Witnessing a Transformation to Blue-cored Dwarf Early-type Galaxies in Filaments and the Cluster Outskirts: Gas-phase Abundances and Internal Kinematics Perspectives

Abstract

The presence of transitional dwarf galaxies in filaments and cluster outskirts may be closely related to preprocessing in the filament; however, the underlying mechanism is not yet comprehensively understood. We present the spatially resolved chemical and kinematical properties of three blue-cored dwarf early-type galaxies (dE(bc)s) in the Virgo cluster and Virgo-related filaments (Crater and Virgo III) using the Sydney-AAO Multi-object Integral-field spectrograph galaxy Survey. We map the spatial distribution of Hα, oxygen abundance (O/H), nitrogen-to-oxygen abundance ratio (N/O), stellar population age, and gas-stellar internal kinematics. We find irregular shapes of enhanced star-forming regions from the centers to the outlying regions of blue cores in dE(bc)s.
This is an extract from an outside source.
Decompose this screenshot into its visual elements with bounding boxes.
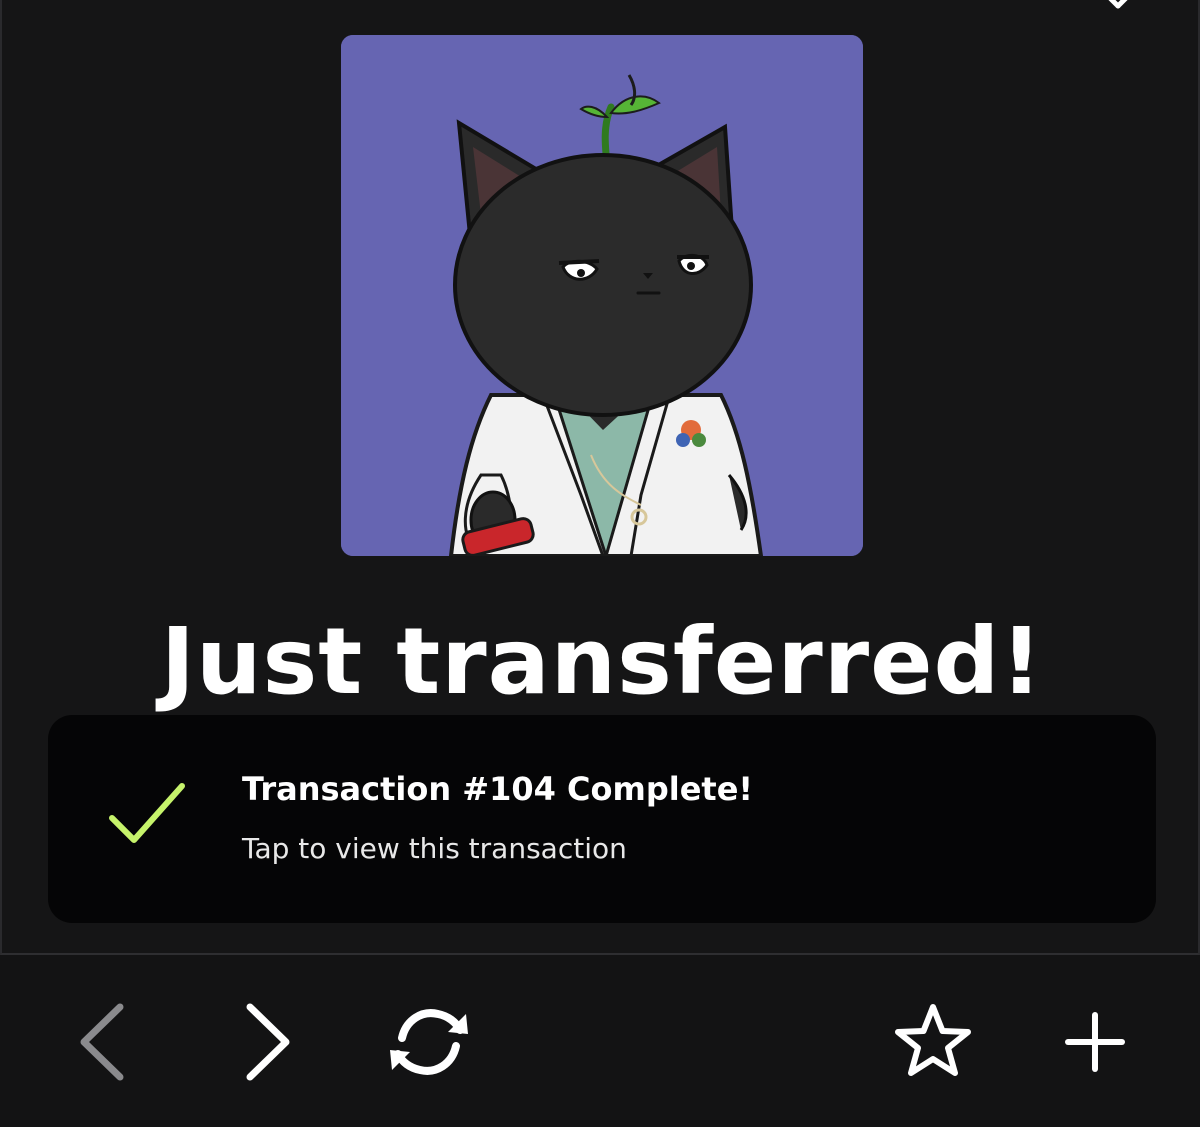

These regions are relatively metal poor compared with the surrounding regions, rendering the overall metallicity gradient of each galaxy positive. Furthermore, they exhibit higher N/O ratios at a given O/H relative to their surroundings, implying metal-poor gas infall by external processes. The equivalent width of the Hα emission line in metal-poor regions indicates young age of star formation, 6–8 Myr. The disturbed ionized gas velocity field, one of the most prominent features of galaxy mergers is also discovered in two dE(bc)s. We propose that a moderately dense filament environment is favorable for the formation of blue cores in dEs, in which dE(bc)s in filaments may have already been transformed before they fall into the Virgo cluster. This process may contribute to the composition of galaxy population at the outskirts of the cluster.